When it happened, they were just off Highway 311, near Madison County.
The plant was stubbornly disintegrating, and she was playing with her necklace while vowing to broaden her social circle when the pendant suddenly glowed red-hot.
“Ouch!” she exclaimed, looking down to see what could possibly be on fire. She stared in shock for a split second before yelling, “Ow — OUCH!”
The car itself was forgotten as she let out a screech, clawing frantically at her chest and trying to remove the metal sizzling against her skin. A simple chain, yet it seemed strangely reluctant to come off. She braced her knees against the steering wheel and attacked the thing with both hands, lifting it over the crown of her head.
The second she did, everything changed.
A burst of cold air hit the back of her neck, chilling the entire car. The windows crackled as ice slowly formed a thin film, obstructing her view. She looked around in confusion, her breath clouding suddenly in front of her.
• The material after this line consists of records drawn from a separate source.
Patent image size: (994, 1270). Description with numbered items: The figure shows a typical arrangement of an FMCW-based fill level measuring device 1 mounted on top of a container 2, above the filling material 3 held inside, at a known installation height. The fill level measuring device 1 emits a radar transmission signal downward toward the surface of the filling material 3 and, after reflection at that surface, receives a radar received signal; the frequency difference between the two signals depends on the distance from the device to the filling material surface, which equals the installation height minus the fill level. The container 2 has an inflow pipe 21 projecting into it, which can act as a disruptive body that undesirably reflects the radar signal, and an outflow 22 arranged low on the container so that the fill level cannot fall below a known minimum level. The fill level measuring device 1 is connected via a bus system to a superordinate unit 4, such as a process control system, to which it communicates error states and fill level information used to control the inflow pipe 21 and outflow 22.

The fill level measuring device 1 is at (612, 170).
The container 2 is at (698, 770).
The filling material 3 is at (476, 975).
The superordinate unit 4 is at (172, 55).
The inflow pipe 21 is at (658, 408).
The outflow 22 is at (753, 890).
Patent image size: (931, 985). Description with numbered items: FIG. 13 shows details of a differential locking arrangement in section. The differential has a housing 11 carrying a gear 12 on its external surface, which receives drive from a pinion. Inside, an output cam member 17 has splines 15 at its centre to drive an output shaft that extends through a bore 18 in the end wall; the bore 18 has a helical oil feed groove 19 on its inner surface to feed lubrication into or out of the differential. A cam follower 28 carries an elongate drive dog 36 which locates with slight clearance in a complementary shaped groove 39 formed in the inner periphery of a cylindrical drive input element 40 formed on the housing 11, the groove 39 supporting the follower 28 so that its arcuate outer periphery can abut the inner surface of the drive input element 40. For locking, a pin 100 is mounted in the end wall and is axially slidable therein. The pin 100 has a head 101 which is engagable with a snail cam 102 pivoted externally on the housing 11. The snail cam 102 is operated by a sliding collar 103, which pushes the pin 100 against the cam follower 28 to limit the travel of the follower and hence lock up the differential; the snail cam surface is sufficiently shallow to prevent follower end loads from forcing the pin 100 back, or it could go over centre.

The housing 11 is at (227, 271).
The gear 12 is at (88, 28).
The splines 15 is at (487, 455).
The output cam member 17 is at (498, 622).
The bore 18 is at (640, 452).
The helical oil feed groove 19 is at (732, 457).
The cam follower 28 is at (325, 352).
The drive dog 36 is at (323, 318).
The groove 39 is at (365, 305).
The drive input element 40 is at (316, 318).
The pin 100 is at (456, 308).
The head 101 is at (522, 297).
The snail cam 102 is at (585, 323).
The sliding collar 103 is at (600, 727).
That’s when she saw it. Through the ice, there it was — the monster from her nightmares, in the middle of the road.
Oh, my God…
Acting on nothing but instinct, she dropped the chain back over her head and swerved to avoid the creature, only to let out a piercing scream as three more winged horrors swooped down on her, attacking the car on all sides.
One ripped the trunk door clean off and scrambled its way inside. As she whirled around to look, still screaming, the car drifted for a second before hitting the curb exactly wrong. Her forehead hit the steering wheel with a sickening crack, and she went limp.
Then, all at once, the image shifted.
The world turned upside-down as the car flipped twice and landed on the roof, leaving her floating in and out of consciousness, the necklace hanging precariously from her hair.
Memories splintered. The picture began to fade.
There was a flash of white, a hellish noise, and an impossible creature dissolving into thin air. Like nails on a tortured chalkboard, shrieks ripped through the once peaceful woods. More flashes of light, a muted hiss, then quiet. A sudden, breathless quiet.
The sound of footsteps.
It felt like hours but must have been minutes later when a pair of strong, gentle hands slid under her head and shoulders, lifting her from the car as though she were as light as a child’s toy. The moment they touched her, nothing else mattered. The dizzying chill vanished, and the sun filtered warm through the trees. It felt like Christmas morning when she was five. She felt protected and loved, wanting for nothing. The hands settled her onto the street with infinite care.
Her eyelashes fluttered open, and she found herself gazing up into a pair of bright blue eyes. Eyes that looked exactly the same as they’d looked five years ago.
“Hello, Brianna. I told you we’d meet again.”